Total Cost to Date: $136.50

4. Buy a USB Barcode Scanner

Barcode scanners are not expensive items these days. It’s a well known and mature technology and the bugs have well and truly been ironed out. All you need to do is ensure that the scanner comes with the right sort of interface (most likely USB) to plug into your PC and that it can read the barcode that you’re using. Barcodes come in many different types, with names like Code 39 (or type 3 of 9), Code 128, and EAN 2. The free barcode font we downloaded in step 3 is Code 39. While I do need to warn you to check that the reader will be able to understand your barcode type, in the VAST majority of cases readers support pretty much every type of barcode these days.

The actual type of scanner you buy is entirely up to you but I’d stick with better known brands simply for reasons of after sales support and reliability. I’ve used Symbol (made by Motorola) and Gryphon (made by Datalogic) USB Barcode scanners many times in the past and never, ever, had a problem with them. When I wrote this article these could be purchased from Amazon for $120 per unit with $10 shipping.

Total Cost to Date: $266.50

5. Install the Barcode Scanner and Configure Time Clock MTS

When your barcode scanner arrives all you should need to do is plug it into a USB port on your computer. Windows will most likely take care of the rest. You may need to install some drivers though, consult the documentation that ships with your scanner. Once installed the computer should view any data read by your barcode scanner as exactly the same as that entered by a keyboard. Don’t believe me? Try opening up a word processor or Windows Notepad on the computer and scan a barcode, you should see the characters the barcode represents appear in the word processor.

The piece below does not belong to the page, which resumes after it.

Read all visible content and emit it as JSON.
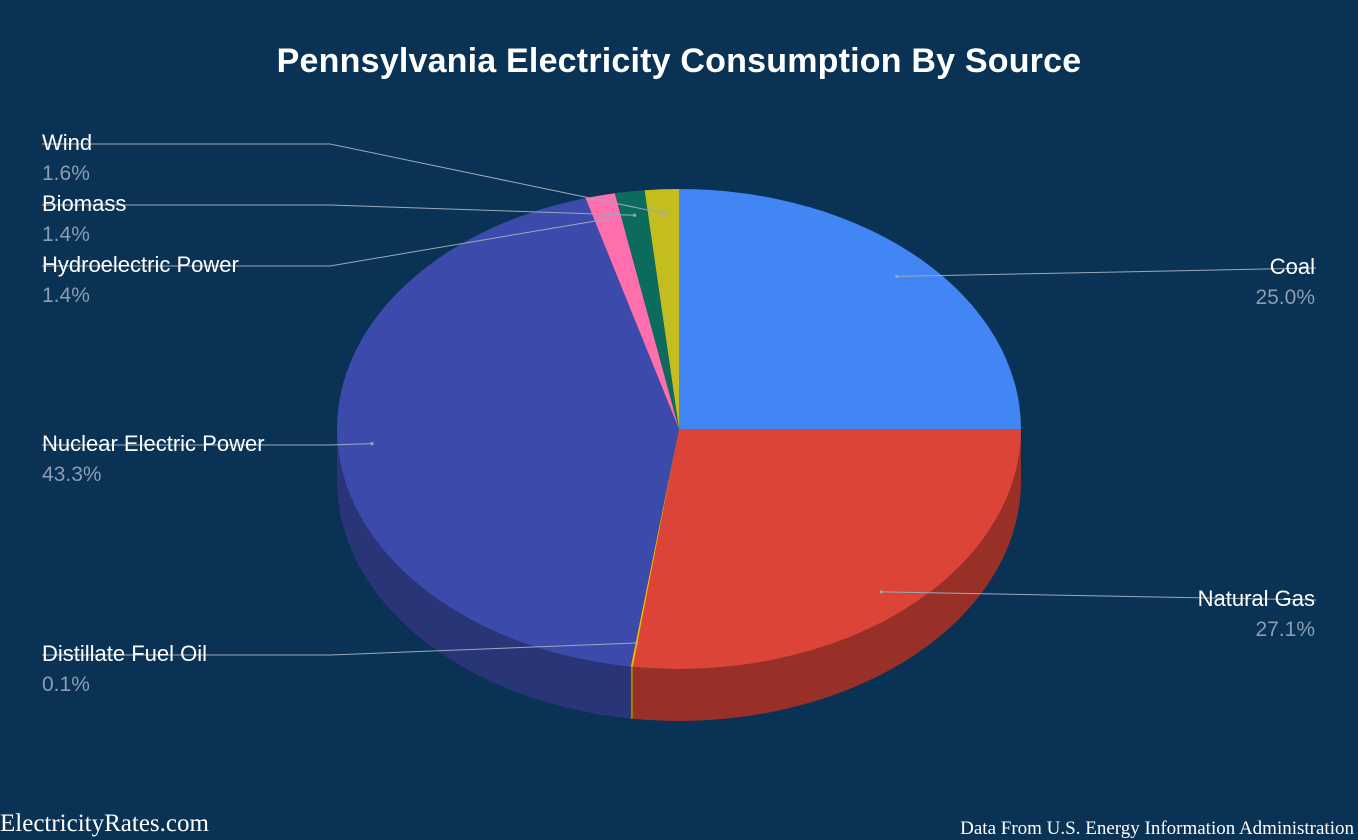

Figure 3 -The Time Clock MTS Keypad Interface

Figure 3 -The Time Clock MTS Keypad Interface

The final step in the process is to configure Time Clock MTS to work with the scanner. If you’ve decided to use the default Employee List mode of Time Clock MTS then you won’t need to configure the software at all. However, if you’ve decided to use the Keypad Interface then I’ve described in some detail how to set that up in the setting up the keypad interface mode article. This shouldn’t take you more than a few minutes.

Total Cost to Date: $266.50

6. Start Employees Clocking in and Out

Once Time Clock is working in your chose mode and you’ve printed out your barcode badges in the correct format then clocking an employee in or out is as easy as scanning one of the badges you made in step 3 above. When you scan the badge Time Clock MTS will read the badge number and then clock the employee with the corresponding badge number in or out as appropriate. Is really couldn’t be any simpler.

Grand Total: $266.50

There you have it, a barcode time clock system for under $275. In my experience a company will likely recoup up to $5 per employee per week when they start using a system like this. This recovery includes indirect costs such as no longer having to waste time using inefficient paper based systems and the associated time spent processing the data created by those systems. The recovery also includes direct costs by largely eliminating employee time clock fraud. $5 per employee per week? If you’ve got 10 employee’s you’ll get your $275 back in just over a month. 20 employees and you’ll get it back in a fortnight. Any more than 20 employees and you should be asking yourself why you’re still reading this and you haven’t started setting up such a system already.